To quantify Bax activation, Rat1a cells were adhered on 2-well permanox slides (Nalge Nunc), pretreated with 100 μM of pan-caspase inhibitor, and treated with test molecules as described in Apoptosis assays. Cells were fixed and stained with 0.5 μg/ml mAb against Bax and 1 μg/ml of TRITC-conjugated anti–mouse antibody (Jackson ImmunoResearch Laboratories). Cells were rinsed and coverslips were mounted onto slides using the aqueous mounting solution Crystal/Mount (Biomeda). To stain for FAK or paxillin, cells were plated on glass coverslips coated with either 10 μg/ml FN or 50 μg/ml CCN1 for 20 min, fixed, and permeabilized as for Bax immunostaining before staining with the cognate antibodies and 1 μg/ml of Alexa Fluor 488–conjugated secondary antibody. Cells were observed by fluorescence microscopy using a microscope (Axioplan 2; Carl Zeiss MicroImaging, Inc.). Images were obtained with a digital camera (Axiocam HR) and Axiovision software (Carl Zeiss MicroImaging, Inc.). To stain for phosphorylated JNK, cells were plated for 10 min on FN- or CCN1-coated coverslips as for Bax immunostaining, stained with 4 μg/ml of TRITC-conjugated antibody against phospho-JNK T183/Y185 or 4 μg/ml of TRITC-conjugated mouse IgG (Jackson ImmunoResearch Laboratories), and counter stained with DAPI.

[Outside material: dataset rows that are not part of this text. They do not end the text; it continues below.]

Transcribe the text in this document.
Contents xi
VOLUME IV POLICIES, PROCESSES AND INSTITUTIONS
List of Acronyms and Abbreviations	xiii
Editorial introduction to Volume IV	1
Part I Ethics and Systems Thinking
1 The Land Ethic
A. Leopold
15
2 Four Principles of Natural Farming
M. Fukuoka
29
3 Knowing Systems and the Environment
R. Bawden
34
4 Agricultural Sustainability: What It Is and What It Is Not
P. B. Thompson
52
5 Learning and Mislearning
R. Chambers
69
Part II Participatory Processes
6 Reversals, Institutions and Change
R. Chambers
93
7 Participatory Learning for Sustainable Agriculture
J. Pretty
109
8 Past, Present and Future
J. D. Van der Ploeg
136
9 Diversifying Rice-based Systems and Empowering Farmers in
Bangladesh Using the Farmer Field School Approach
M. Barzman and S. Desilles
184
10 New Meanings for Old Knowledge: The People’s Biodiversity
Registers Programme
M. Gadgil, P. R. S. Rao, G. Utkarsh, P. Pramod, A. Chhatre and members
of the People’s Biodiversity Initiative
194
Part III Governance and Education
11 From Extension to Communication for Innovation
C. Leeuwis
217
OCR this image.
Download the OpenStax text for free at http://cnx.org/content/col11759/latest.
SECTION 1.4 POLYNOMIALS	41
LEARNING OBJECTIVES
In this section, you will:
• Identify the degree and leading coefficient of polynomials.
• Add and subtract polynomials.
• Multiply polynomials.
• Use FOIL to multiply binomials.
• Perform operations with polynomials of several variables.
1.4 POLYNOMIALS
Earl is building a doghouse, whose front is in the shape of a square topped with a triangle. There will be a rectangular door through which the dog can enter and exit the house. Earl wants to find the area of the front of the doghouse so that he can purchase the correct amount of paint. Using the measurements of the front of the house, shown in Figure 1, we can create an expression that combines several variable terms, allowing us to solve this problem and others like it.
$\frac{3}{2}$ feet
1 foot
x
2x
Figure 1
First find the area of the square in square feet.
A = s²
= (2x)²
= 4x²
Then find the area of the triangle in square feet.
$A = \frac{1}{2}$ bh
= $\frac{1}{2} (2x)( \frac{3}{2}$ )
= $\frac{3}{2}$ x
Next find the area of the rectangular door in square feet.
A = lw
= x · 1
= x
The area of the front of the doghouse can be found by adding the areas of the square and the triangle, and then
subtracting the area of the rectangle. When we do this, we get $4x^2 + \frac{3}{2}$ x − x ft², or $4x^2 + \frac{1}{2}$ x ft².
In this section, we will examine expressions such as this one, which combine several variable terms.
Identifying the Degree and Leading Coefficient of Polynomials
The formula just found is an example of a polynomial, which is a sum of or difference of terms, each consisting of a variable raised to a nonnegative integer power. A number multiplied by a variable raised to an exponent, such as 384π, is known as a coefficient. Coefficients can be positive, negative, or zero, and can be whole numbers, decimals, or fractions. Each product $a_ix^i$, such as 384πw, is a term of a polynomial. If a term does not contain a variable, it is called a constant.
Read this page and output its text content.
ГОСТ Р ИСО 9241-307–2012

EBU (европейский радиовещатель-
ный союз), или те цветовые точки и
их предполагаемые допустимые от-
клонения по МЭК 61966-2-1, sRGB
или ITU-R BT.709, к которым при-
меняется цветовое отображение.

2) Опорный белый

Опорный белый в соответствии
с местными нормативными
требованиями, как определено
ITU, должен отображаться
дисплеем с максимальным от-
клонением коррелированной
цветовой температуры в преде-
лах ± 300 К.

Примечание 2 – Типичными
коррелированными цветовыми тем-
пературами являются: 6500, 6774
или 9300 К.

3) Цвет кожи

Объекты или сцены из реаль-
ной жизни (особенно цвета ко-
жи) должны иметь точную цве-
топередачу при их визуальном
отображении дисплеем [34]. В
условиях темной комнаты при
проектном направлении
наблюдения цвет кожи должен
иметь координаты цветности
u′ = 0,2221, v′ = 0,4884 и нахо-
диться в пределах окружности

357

This work was supported by grants from the National Institutes of Health to L.F. Lau (CA46565) and N. Hay (AG016927) and a predoctoral fellowship from the American Heart Association to V. Todorović.
Abbreviations used in this paper: DRB, 5,6-dichloro-1-β-d-ribofuranosylbenzimidazole; FN, fibronectin; HSF, human skin fibroblast; HSPG, heparan sulfate proteoglycan; HUVEC, human umbilical vein endothelial cell; JNK, c-Jun NH2-terminal kinase; LN, laminin; MEF, mouse embryonic fibroblast; PLL, poly-l-lysine; VN, vitronectin.